If you want the AI to do anything useful, you need to be able to trust it with the access to useful things. Sandboxing doesn't solve this.
Full isolation hasn't been taken seriously because it's expensive, both in resources and complexity. Same reason why microkernels lost to monolithic ones back in the day, and why very few people use Qubes as a daily driver. Even if you're ready to pay the cost, you still need to design everything from the ground up, or at least introduce low attack surface interfaces, which still leads to pretty major changes to existing ecosystems.
> If you want the AI to do anything useful, you need to be able to trust it with the access to useful things. Sandboxing doesn't solve this.
By default, AI cannot be trusted because it is not deterministic. You can't audit what the output of any given prompt is going to be to make sure its not going to rm -rf /
We need some form of behavioral verification/auditing with guarantees that any input is proven to not produce any number of specific forbidden outputs.

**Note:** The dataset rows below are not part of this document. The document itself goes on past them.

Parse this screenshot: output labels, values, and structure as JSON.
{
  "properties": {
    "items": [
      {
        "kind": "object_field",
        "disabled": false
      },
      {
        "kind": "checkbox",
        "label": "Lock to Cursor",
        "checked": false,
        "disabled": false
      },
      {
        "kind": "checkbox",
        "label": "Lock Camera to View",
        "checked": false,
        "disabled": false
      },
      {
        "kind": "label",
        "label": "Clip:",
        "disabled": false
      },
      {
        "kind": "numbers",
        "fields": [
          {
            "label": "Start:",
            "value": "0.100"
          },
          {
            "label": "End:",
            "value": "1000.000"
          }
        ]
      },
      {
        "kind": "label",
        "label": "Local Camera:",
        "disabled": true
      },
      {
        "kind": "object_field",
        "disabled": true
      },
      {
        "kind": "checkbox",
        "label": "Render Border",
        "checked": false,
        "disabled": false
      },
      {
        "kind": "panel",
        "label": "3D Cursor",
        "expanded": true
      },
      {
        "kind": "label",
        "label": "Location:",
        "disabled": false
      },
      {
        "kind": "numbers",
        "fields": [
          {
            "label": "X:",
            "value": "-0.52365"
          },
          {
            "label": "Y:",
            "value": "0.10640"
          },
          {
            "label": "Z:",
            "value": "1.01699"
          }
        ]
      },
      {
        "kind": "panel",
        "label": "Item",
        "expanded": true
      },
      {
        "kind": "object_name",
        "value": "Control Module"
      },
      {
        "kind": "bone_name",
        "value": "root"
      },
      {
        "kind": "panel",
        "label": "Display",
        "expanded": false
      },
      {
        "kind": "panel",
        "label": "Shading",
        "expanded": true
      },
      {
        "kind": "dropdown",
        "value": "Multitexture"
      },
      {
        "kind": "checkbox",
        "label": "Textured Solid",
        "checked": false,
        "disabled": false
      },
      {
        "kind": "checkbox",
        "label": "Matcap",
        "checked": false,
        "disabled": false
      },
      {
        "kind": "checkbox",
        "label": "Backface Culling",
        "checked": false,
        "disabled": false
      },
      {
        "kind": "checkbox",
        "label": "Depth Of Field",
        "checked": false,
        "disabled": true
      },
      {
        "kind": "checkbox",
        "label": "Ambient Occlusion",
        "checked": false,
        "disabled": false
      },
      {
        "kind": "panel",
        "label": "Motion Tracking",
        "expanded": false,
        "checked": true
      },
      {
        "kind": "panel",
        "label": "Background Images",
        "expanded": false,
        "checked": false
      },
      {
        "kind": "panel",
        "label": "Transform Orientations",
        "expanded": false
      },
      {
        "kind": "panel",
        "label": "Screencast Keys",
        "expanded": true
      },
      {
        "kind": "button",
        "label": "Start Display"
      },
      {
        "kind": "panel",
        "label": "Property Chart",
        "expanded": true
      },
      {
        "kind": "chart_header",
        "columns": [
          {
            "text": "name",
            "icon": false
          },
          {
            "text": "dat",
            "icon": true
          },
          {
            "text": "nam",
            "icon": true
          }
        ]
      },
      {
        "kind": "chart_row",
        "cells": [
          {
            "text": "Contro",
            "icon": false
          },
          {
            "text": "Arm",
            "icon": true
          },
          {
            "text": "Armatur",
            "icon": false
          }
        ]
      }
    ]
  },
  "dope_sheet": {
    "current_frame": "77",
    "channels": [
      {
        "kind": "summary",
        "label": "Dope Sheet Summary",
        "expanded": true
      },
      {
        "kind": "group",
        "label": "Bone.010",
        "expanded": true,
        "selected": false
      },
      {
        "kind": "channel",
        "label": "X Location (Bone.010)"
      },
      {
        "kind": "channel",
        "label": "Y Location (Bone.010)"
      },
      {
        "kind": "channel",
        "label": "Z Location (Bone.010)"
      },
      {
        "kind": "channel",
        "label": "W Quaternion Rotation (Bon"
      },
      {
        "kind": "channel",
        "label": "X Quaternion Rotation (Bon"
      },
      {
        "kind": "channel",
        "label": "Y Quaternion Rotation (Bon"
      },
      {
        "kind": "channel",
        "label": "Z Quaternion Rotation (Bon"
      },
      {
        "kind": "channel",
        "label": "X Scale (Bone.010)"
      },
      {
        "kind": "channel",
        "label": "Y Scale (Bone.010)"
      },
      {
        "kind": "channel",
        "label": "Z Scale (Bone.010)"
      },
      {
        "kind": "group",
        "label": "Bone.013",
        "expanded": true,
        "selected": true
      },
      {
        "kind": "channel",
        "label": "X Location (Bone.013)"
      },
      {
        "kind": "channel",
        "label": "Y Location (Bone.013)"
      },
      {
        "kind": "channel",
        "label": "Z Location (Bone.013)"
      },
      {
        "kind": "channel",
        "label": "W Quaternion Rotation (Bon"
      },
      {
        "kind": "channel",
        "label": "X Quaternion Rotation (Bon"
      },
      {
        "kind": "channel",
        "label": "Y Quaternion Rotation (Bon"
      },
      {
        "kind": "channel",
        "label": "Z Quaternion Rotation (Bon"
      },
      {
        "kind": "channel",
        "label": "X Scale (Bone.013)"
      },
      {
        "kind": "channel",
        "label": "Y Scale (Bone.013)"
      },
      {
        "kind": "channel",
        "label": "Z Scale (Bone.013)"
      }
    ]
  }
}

Crazy how all the rules about privacy and security go out of the window as soon as its AI
Microkernels lost "back in the day" because of how expensive syscalls were, and how many of them a microkernel requires to do basic things. That is mostly solved now, both by making syscalls faster, and also by eliminating them with things like queues in shared memory.
> you still need to design everything from the ground up
This just isn't true. The components in use now are already well designed, meaning they separate concerns well, and can be easily pulled apart. This is true of kernel code and userspace code. We just witnessed a filesystem enter and exit the linux kernel within the span of a year. No "ground up" redesign needed.